O segundo ainda estava sendo preparado, pois deveria ter mais de dois metros de altura. A festa estava marcada para as 18 horas, mas já ao meio-dia a criançada aguardava ansiosamente, com pedaços de madeira na mão, a hora fatal dos bonecos.

Na Av. Nossa Senhora de Fátima, próximo ao número 95, uma senhora ajudava sua filha a amarrar um Judas num poste, por volta das 11 horas.

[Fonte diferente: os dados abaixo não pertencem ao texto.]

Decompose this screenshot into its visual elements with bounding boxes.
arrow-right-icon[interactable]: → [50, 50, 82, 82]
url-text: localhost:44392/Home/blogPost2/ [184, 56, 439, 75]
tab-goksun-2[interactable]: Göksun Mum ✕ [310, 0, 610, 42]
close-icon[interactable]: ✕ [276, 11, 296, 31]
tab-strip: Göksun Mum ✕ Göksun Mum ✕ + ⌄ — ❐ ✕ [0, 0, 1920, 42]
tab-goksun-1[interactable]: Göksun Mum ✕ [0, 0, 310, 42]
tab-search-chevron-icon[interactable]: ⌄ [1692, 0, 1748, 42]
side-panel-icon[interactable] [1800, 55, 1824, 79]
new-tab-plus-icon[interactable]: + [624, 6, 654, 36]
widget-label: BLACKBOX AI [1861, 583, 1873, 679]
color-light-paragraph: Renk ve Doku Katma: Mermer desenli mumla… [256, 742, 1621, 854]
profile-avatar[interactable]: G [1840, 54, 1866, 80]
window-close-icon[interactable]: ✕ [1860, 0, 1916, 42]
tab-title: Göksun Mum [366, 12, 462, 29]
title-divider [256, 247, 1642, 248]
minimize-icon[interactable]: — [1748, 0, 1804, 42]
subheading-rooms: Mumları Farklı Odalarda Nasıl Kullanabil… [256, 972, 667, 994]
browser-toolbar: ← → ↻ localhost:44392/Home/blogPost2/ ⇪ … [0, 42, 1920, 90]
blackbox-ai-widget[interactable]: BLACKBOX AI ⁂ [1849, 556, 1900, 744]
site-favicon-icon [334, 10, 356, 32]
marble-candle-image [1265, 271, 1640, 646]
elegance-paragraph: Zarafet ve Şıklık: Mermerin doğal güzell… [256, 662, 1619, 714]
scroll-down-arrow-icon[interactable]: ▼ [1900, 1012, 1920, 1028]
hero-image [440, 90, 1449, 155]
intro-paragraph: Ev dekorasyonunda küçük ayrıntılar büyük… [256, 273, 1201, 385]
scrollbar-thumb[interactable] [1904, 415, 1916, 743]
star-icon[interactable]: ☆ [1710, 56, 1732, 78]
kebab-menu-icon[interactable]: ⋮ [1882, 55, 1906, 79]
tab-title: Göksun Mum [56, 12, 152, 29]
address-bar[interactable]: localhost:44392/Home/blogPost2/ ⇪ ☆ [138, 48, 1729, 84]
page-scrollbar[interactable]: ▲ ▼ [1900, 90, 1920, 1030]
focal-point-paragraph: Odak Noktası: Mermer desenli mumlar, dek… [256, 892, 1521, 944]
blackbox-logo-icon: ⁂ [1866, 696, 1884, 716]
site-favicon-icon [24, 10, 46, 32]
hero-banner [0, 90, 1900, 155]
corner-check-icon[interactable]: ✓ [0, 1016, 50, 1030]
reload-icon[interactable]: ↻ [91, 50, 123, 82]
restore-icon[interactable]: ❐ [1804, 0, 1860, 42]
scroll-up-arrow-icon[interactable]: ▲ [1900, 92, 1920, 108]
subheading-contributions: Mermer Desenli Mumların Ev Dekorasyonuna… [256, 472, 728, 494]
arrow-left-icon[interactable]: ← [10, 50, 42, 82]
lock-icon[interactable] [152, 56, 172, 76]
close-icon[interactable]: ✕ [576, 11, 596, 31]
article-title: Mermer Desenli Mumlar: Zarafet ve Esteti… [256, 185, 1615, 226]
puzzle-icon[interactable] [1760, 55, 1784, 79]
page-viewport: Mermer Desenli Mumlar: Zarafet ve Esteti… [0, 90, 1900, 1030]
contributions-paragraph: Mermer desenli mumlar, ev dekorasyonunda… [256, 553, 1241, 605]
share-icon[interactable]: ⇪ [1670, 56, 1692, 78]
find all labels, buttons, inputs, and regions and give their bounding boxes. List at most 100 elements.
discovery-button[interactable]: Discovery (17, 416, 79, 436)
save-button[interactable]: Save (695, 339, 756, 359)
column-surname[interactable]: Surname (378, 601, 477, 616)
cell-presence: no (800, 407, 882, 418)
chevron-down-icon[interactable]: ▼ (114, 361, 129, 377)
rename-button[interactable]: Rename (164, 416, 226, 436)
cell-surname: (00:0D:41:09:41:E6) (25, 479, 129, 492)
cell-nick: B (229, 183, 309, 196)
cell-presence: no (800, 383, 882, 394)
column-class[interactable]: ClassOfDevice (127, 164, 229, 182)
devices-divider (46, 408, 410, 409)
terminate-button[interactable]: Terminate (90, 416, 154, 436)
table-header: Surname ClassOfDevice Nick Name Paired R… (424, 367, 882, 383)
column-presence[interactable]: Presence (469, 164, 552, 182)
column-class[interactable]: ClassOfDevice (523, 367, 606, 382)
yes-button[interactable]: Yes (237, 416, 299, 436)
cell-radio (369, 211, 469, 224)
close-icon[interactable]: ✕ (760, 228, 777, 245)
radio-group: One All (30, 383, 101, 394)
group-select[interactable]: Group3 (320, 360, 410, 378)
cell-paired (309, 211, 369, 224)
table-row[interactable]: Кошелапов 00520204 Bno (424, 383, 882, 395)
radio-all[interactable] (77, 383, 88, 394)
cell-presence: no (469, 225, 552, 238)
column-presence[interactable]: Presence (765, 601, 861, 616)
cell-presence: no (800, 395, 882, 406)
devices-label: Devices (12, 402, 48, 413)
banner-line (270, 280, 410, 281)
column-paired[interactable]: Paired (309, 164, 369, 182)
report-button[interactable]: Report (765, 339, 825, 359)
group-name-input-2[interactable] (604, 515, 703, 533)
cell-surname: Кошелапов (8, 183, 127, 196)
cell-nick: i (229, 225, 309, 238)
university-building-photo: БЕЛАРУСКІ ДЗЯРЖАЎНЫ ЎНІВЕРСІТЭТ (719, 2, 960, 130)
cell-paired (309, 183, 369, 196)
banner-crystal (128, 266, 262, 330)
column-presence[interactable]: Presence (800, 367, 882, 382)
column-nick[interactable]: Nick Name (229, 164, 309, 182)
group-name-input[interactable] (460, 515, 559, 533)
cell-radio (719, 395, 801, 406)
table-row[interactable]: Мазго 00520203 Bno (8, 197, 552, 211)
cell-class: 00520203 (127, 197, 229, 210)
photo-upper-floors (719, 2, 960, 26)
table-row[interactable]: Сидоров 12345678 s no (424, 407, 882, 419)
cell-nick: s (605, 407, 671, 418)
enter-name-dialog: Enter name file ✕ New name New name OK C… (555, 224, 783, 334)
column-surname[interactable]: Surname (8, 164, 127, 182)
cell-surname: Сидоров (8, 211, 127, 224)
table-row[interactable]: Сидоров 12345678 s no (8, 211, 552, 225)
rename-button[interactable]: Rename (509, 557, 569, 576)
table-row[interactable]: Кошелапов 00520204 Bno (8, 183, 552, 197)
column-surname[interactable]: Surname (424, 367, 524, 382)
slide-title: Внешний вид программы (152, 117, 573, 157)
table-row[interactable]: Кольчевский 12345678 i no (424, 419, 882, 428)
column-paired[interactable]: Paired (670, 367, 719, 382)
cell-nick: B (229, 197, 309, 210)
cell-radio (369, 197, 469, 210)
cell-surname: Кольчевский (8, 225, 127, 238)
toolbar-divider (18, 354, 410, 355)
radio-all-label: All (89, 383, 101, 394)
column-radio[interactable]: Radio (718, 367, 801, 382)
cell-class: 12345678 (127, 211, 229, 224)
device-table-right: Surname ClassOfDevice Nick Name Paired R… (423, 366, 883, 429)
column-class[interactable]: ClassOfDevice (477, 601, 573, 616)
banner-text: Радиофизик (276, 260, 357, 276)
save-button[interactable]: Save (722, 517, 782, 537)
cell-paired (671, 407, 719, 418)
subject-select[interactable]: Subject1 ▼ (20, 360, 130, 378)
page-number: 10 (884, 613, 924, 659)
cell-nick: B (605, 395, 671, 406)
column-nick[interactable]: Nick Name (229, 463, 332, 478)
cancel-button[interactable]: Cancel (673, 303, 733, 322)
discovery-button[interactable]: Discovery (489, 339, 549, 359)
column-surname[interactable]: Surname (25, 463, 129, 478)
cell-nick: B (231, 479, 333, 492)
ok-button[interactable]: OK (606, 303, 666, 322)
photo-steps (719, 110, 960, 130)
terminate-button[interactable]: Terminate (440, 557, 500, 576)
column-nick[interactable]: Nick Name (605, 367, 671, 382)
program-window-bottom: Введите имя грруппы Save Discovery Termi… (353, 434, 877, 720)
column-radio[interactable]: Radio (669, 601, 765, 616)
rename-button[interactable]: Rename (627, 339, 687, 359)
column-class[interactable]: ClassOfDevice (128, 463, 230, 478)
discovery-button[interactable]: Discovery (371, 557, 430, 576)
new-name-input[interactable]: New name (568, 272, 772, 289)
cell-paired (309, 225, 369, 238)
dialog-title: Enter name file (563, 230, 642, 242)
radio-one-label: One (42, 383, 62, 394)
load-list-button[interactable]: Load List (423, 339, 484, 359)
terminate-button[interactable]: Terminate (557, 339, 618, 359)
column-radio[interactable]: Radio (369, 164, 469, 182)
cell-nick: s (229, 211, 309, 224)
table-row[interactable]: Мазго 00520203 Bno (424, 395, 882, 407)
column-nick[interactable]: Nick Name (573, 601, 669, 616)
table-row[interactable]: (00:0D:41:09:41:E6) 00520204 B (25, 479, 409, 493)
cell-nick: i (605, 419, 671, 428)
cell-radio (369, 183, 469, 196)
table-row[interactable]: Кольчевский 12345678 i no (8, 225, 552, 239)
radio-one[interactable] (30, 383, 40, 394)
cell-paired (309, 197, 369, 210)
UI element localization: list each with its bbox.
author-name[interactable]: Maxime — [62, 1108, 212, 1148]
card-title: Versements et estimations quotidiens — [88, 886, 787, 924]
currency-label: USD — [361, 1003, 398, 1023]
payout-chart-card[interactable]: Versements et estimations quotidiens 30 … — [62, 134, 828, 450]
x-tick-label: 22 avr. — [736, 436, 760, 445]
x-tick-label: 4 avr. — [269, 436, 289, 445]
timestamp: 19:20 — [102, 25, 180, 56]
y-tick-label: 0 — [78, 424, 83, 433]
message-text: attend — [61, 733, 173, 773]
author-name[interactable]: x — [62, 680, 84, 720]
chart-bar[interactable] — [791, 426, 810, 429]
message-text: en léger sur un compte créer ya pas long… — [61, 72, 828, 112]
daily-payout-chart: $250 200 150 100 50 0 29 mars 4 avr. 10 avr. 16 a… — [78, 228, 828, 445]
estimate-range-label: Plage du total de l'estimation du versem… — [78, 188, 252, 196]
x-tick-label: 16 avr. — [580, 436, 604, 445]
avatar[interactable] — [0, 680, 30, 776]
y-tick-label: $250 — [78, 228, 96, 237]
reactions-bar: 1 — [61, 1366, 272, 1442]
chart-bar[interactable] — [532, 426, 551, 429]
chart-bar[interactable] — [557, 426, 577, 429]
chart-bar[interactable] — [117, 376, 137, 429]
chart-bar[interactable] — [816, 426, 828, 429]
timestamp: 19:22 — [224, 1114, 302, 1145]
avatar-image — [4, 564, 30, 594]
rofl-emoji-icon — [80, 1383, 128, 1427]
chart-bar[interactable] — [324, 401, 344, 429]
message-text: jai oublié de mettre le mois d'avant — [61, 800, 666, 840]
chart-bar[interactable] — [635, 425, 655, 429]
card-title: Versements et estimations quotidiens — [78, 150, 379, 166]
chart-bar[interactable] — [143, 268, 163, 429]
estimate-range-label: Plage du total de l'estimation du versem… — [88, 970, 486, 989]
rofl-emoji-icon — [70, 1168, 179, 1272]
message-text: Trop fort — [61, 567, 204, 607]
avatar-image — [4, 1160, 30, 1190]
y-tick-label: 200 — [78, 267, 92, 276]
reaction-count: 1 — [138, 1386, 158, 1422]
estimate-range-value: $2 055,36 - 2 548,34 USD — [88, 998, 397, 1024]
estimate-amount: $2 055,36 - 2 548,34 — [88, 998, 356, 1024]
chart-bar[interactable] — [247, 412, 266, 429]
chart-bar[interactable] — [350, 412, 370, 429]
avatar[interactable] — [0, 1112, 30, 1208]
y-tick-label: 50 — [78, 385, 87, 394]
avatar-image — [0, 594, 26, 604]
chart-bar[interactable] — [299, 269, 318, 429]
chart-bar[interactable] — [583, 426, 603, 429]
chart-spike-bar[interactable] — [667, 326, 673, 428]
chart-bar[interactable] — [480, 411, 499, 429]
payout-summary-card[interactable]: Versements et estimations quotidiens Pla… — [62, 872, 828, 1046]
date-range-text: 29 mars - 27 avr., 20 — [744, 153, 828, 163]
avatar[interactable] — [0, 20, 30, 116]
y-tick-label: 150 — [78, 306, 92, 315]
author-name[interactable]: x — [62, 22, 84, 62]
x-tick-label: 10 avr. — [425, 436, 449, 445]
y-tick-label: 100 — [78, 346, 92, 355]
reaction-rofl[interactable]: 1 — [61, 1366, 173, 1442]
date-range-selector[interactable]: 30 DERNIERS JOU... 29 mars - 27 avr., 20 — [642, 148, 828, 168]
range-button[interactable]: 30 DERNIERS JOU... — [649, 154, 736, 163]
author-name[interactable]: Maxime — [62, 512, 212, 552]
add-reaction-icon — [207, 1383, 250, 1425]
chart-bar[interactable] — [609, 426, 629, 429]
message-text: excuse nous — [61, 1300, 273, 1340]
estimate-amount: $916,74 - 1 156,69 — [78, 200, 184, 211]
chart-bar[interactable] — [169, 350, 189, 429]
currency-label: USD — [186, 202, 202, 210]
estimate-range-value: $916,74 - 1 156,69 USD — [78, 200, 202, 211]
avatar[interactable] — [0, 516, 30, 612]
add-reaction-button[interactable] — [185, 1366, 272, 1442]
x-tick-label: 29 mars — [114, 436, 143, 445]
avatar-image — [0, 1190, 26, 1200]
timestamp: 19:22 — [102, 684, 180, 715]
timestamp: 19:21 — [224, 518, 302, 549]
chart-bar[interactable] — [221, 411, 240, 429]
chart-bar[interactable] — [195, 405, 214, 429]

Já no Morro do Pacheco, o boneco colocado no muro da casa de Antônio Filipe de Andrade, na ligação 1.145, embora simples na aparência, podia ser visto a mais de um quilômetro de distância, na Avenida Martins Fontes.

Enquanto as crianças combinavam a malhação para a tarde de ontem, os adultos lembravam da brincadeira que fora feita no ano anterior: um boneco havia sido suspenso por cordas e roldanas sobre o caminho e, quando alguém passava por baixo dele, à noite, inevitavelmente se assustava com a repentina descida do Judas à sua frente. Outros bonecos estavam sendo confeccionados para a malhação, naquele morro.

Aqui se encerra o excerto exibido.